User Land

When is it used?

In user land, the programmer typically does not explicitly call an allocator. Instead, whenever you use types like Box, Vec or String, in the background the global allocator is used to allocate and free memory. This global allocator is part of the Rust standard library std. Therefore, in order to define your own allocator, you have to import the GlobalAlloc trait and implement it:

use std::alloc::GlobalAlloc

For userspace programs, the standard allocator used can be found in library/alloc/src/alloc.rs. Per default, if no custom allocator is defined to be used, the allocation call results in a call to System.alloc. The allocator used for the system can be hunted down through many abstraction layer to the libc crate, where the bindings for each operating system are implemented.

How to add an allocator

The trait std::alloc::GlobalAlloc defines the interface for global memory allocators. The Rust compiler plugs in the memory allocator that is actually used at compile time. If you want to add your own custom allocator, you have to implement this trait and, using attribute #[global_allocator], tell the Rust compiler to use this allocator instead of the default.

use std::alloc::{GlobalAlloc, Layout};

struct MyAllocator;

unsafe impl GlobalAlloc for KernelAllocator {
    fn alloc(&self, layout: Layout) -> *mut u8 {
        // Add memory and return a pointer to it
    }

    fn dealloc(&self, ptr: *mut u8, _layout: Layout) {
        // Free memory and return it to memory pool
    }
}

#[global_allocator]
static ALLOCATOR: MyAllocator = MyAllocator;

struct Layout contains information about the size of memory to allocate as well as the alignment requirement of the memory (which always need to be a power of two).

Writing your own memory allocator is useful only in certain situations, when you need fine-grained control over memory management. This can be the case when writing low level code for an embedded system, or an operating system, which brings us to the next chapter.

Kernel Land

Differences to User Land

One obvious differences to the userspace memory allocator is that the kernel memory allocator is operating in kernel space. Moreover, while the Rust standard library uses the system’s memory allocation APIs (e.g. malloc and free on Unix-like systems). In the Linux kernel space on the other hand, the kernel allocators are used (e.g. krealloc, kfree).

Instead of the std crate, which relies on underlying operating system services such as threads, files, networks, heap memory allocation, the kernel uses the core crate.

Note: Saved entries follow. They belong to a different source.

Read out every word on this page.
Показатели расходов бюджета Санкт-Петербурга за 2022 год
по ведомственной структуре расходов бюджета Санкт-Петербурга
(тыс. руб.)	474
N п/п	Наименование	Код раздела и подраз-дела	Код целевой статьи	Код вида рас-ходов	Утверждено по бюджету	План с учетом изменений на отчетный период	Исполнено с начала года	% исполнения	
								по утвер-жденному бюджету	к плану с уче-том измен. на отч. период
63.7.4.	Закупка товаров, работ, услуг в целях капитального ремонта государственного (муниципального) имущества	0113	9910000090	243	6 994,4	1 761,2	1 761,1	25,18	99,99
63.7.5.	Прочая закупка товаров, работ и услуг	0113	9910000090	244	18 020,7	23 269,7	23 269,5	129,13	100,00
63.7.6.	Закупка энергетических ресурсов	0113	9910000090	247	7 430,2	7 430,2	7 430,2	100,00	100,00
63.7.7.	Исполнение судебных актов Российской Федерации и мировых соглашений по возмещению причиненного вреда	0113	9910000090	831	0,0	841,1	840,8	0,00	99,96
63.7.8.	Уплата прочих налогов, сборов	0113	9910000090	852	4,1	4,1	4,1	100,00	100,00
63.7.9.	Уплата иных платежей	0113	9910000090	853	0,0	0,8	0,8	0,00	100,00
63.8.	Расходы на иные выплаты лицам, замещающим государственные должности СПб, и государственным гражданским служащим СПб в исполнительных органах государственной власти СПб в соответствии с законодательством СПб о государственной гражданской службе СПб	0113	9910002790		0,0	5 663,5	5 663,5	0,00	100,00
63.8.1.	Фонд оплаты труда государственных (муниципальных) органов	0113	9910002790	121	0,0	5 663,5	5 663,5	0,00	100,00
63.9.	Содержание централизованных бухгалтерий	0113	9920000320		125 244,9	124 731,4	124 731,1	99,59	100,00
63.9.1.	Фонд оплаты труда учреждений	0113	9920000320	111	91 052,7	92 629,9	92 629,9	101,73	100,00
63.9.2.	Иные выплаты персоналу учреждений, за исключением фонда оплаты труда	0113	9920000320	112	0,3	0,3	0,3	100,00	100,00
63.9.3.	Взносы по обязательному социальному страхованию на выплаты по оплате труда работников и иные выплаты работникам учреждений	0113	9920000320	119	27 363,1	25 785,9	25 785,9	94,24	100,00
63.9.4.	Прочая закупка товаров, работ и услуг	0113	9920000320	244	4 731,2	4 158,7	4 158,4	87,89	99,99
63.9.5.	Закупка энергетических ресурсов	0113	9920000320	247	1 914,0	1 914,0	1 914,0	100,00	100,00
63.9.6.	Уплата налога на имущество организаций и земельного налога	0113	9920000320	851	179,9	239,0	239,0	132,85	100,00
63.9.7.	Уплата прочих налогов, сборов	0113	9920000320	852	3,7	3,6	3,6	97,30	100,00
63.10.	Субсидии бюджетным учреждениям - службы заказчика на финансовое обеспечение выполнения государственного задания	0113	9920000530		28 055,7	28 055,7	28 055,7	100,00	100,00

use core::alloc::GlobalAlloc

If you look at the difference in the alloc/ directory between Rust for Linux and rust-lang, you won’t see many differences. Most of the kernel specific allocation code you will find in the file rust/kernel/allocator.rs. The part that already made it mainline implements alloc and dealloc, which a person writing modules will not come in contact with anyways. More changes that might eventually be integrated can be found in the Rust-for-Linux repository. Those changes would use krealloc_aligned in order to prevent misaligned allocations, because the alignment guarantees provided by the SLAB allocator might be smaller than the ones required by the struct Layout. Unaligned memory access can lead to segmentation faults on some architectures, and slow down memory access on others.

struct KernelAllocator;

unsafe fn krealloc_aligned(ptr: *mut u8, new_layout: Layout, flags: bindings::gfp_t) -> *mut u8 {
    let layout = new_layout.pad_to_align();
    let mut size = layout.size();

    if layout.align() > bindings::ARCH_SLAB_MINALIGN {
        size = size.next_power_of_two();
    }
    unsafe { bindings::krealloc(ptr as *const core::ffi::c_void, size, flags) as *mut u8 }
}

unsafe impl GlobalAlloc for KernelAllocator {
    unsafe fn alloc(&self, layout: Layout) -> *mut u8 {
        unsafe { krealloc_aligned(ptr::null_mut(), layout, bindings::GFP_KERNEL) }
    }

    unsafe fn dealloc(&self, ptr: *mut u8, _layout: Layout) {
        unsafe { bindings::kfree(ptr as *const core::ffi::c_void); }
    }
    // ...
}

The functions implemented use bindings to call the kernel alloc functions. The only gotcha is that you have to call krealloc instead of the usually used kmalloc function, because kmalloc is an inline function and can therefore not be bound to a result. In other words, bindings can only work on functions over a FFI (foreign function interface). But calling krealloc with a null pointern has the same effect as a call to kmalloc would have.

The function furthermore has to be wrapped in an unsafe {} block, because the compiler can not analyze C code and assure memory safety of that code, etc. The unsafe block tells the compiler not to bother analyzing this part of the code.